The initiative was born out of a conversation between ADC and Cindy Gallop, a 50/50 Initiative founding committee member, as we endeavored to get more women involved in our community, beginning with our juries. We decided that we needed to make a public statement to hopefully inspire and hold organizations accountable for making a change in how they approached their programming.
We kicked off the creation of the 50/50 Initiative with a photo shoot in the ADC Gallery in NYC, where we put a call out to all female creatives in the area to come by to get in the picture. Too often we were hearing “but I don’t know that many female creatives” or “there just aren’t that many women in the industry” in response to why speaker lineups, juries, etc were so woefully unbalanced. We wanted to physically show that that simply wasn’t true. They weren’t nonexistent, they just weren’t always as visible as their male counterparts.
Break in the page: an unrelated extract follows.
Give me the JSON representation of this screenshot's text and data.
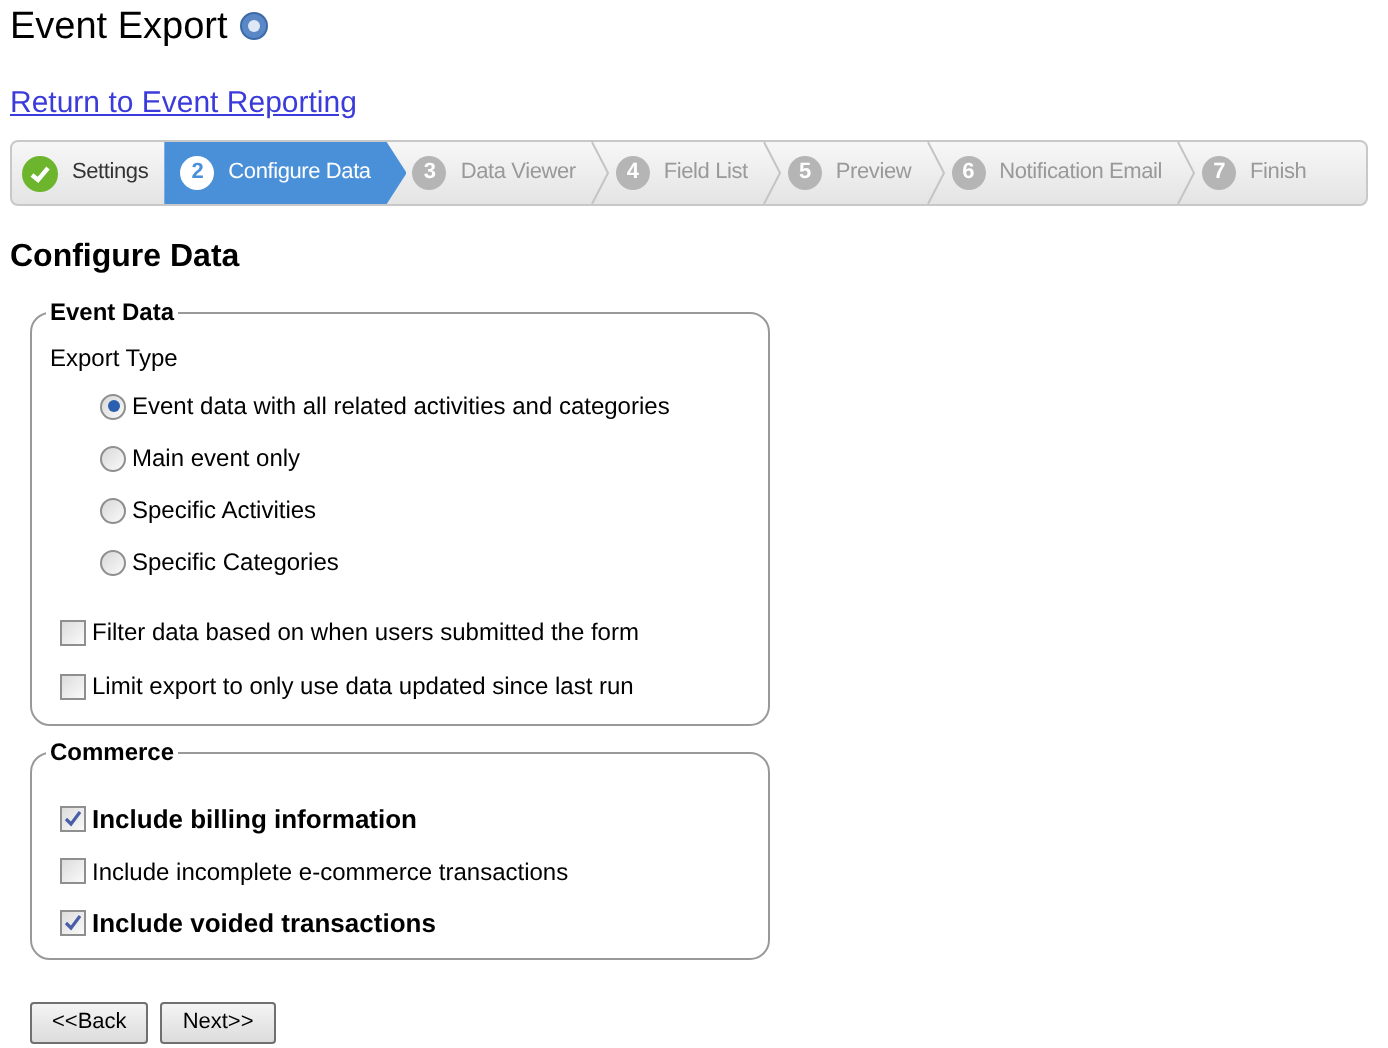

With very little advance notice, we had over 150 women show up that day for the photo – it was amazing!
And I must add that we are incredibly lucky to have Mandy Gilbert, Founder and & CEO of Creative Niche and Ale Lariu, Co-founder of SheSays on the committee. You won’t find two more dedicated, inspirational women to have on your team.
Why is gender equality so important at this award show?
We think it’s important for not only the ADC Annual Awards but all shows, as a balanced jury noticeably transforms the conversation in the jury room. The perceptions and interpretations are wonderfully shaken up, unconscious bias (hopefully) exposed and the work of the jury becomes part of a larger cultural and social conversation on creative communications.
Is it difficult to pick a 50/50 jury?
It’s challenging to pick any truly diverse jury – culturally, regionally, and creatively speaking. You want the best cross section of talent in the room to evaluate and hold up the best from the vast array of work entered. In order to achieve a 50/50 gender balance, you have to sometimes dig a bit deeper, as female creatives are not always as visible. They simply don’t do as many public appearances because we find that they simply aren’t asked to do so as often as men. Once you open that door, you’ve opened a floodgate in the best possible way. It’s a clear cycle: when you increase exposure, you increase participation, which in turn increases exposure and awareness.
Do you think that this initiative has helped broaden the winners you shortlist in terms of diversity?
We hope that the diverse group of jurors invites a more diverse sample of work. That kind of evolution takes time, but we have seen and heard from our community that they are were inspired to become more active after seeing the jury makeup shift in this way.
Additional thoughts?
While achieving true gender equality in the creative industries (or any industry for that matter) is definitely a long game, there are tangible, effective things we can do right now to get that process started. If you don’t ask [women to join], the dynamic will never shift. If you don’t ask, they’ll never say yes. Female creatives need to embrace opportunity and not be tentative. After we began this initiative and had our first set of 50/50 juries later that year, one of the first (unsolicited) responses to this change came to me via the male jurors. They thanked me and the club for bringing such an amazing group together – it changed the way they viewed the work and how they viewed themselves in that kind of setting.